The report indicates 74% of AFS users in the previous year reported experiencing an income or expense shock in that same year as compared with only 57% of non-AFS users. The report also indicates that in June 2019, 77% of AFS users reported experiencing a financial shock and having difficulties paying a bill or expense, compared to 29% of non-AFS users. Further, 10% percent of AFS users reported difficulties paying a bill or an expense without experiencing a financial shock. With regard to the impact on the liquidity of consumers who reported difficulty paying a bill due to an adverse event, the report states after paying for the expense, AFS users had a median deficit of $800, compared to a median of $435 in available funds for non-AFS users.

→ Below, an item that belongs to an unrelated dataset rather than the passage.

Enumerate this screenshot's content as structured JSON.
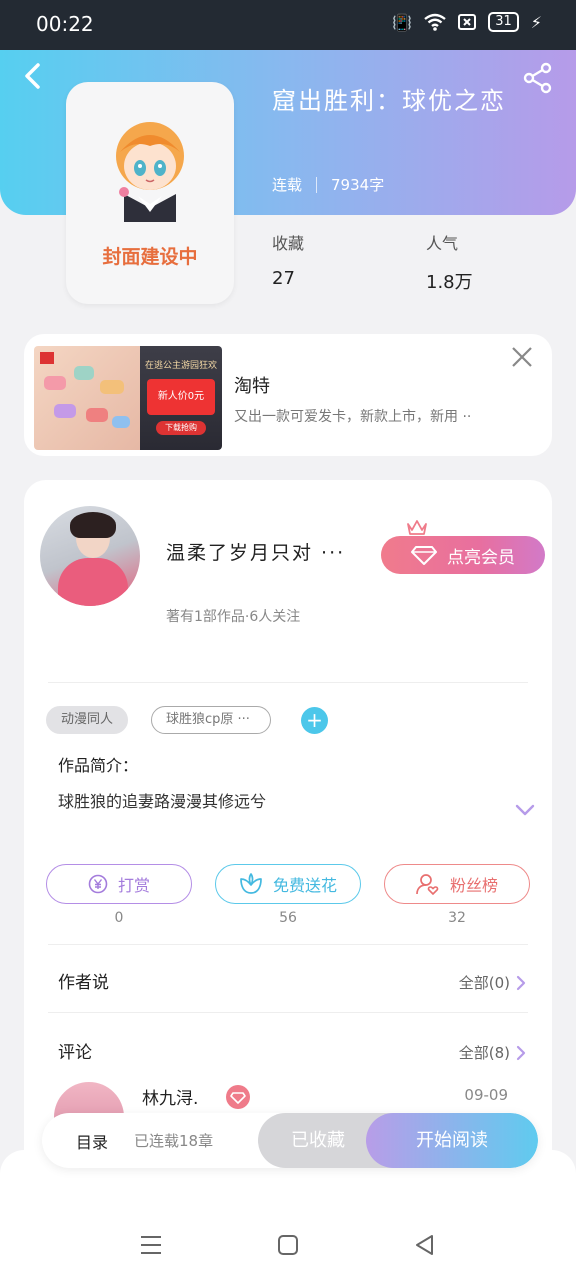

The report finds that over 60% of AFS users had poor or very poor credit scores which affects their options for paying bills or expenses. Of those AFS users who reported applying for credit in the past year, 60% reported being turned down or offered less credit than applied for. Of those AFS users who had not applied for credit in the past year, 48% reported they had not done so because they expected the application to be declined. Of those borrowers who had obtained a loan in the past six months and still owed money as of June 2019, 63% of AFS users reported having a credit card but only 28% of payday loan borrowers had at least $300 in available credit in June 2019, as did 33% of auto title borrowers and 16% of pawn borrowers.

The CFPB concludes the report with the observation that while relatively few consumers use AFS products, the consumers who do use those products do so repeatedly.  The report includes additional details on the demographics of AFS users, financial shocks and other available payment options.

While the data on which the report was based was gathered by the Kraninger administration in June 2019 and June 2020 as part of the first two waves of the CFPB’s “Making Ends Meet” survey, it should nevertheless be viewed in the context of Acting Director Uejio’s March 23rd statement that the “vast majority of [the small dollar lending] industry’s revenue came from consumers who could not afford to repay their loans, with most short-term loans in reborrowing chains of 10 or more” and that the CFPB is “acutely aware of consumer harms in the small dollar lending market, and is particularly concerned with any lender’s business model that is dependent on consumers’ inability to repay their loans.”  Accordingly, despite rescission of the “ability to repay” provisions of the CFPB’s rule on “Payday, Vehicle Title, and Certain High-Cost Installment Loans,” the report is yet another data point indicative of the CFPB’s belief that “the harms identified by the 2017 rule still exist” and a warning to small dollar lenders of its intent to address those harms “through vigorous market monitoring, supervision, enforcement, and, if appropriate, rulemaking.”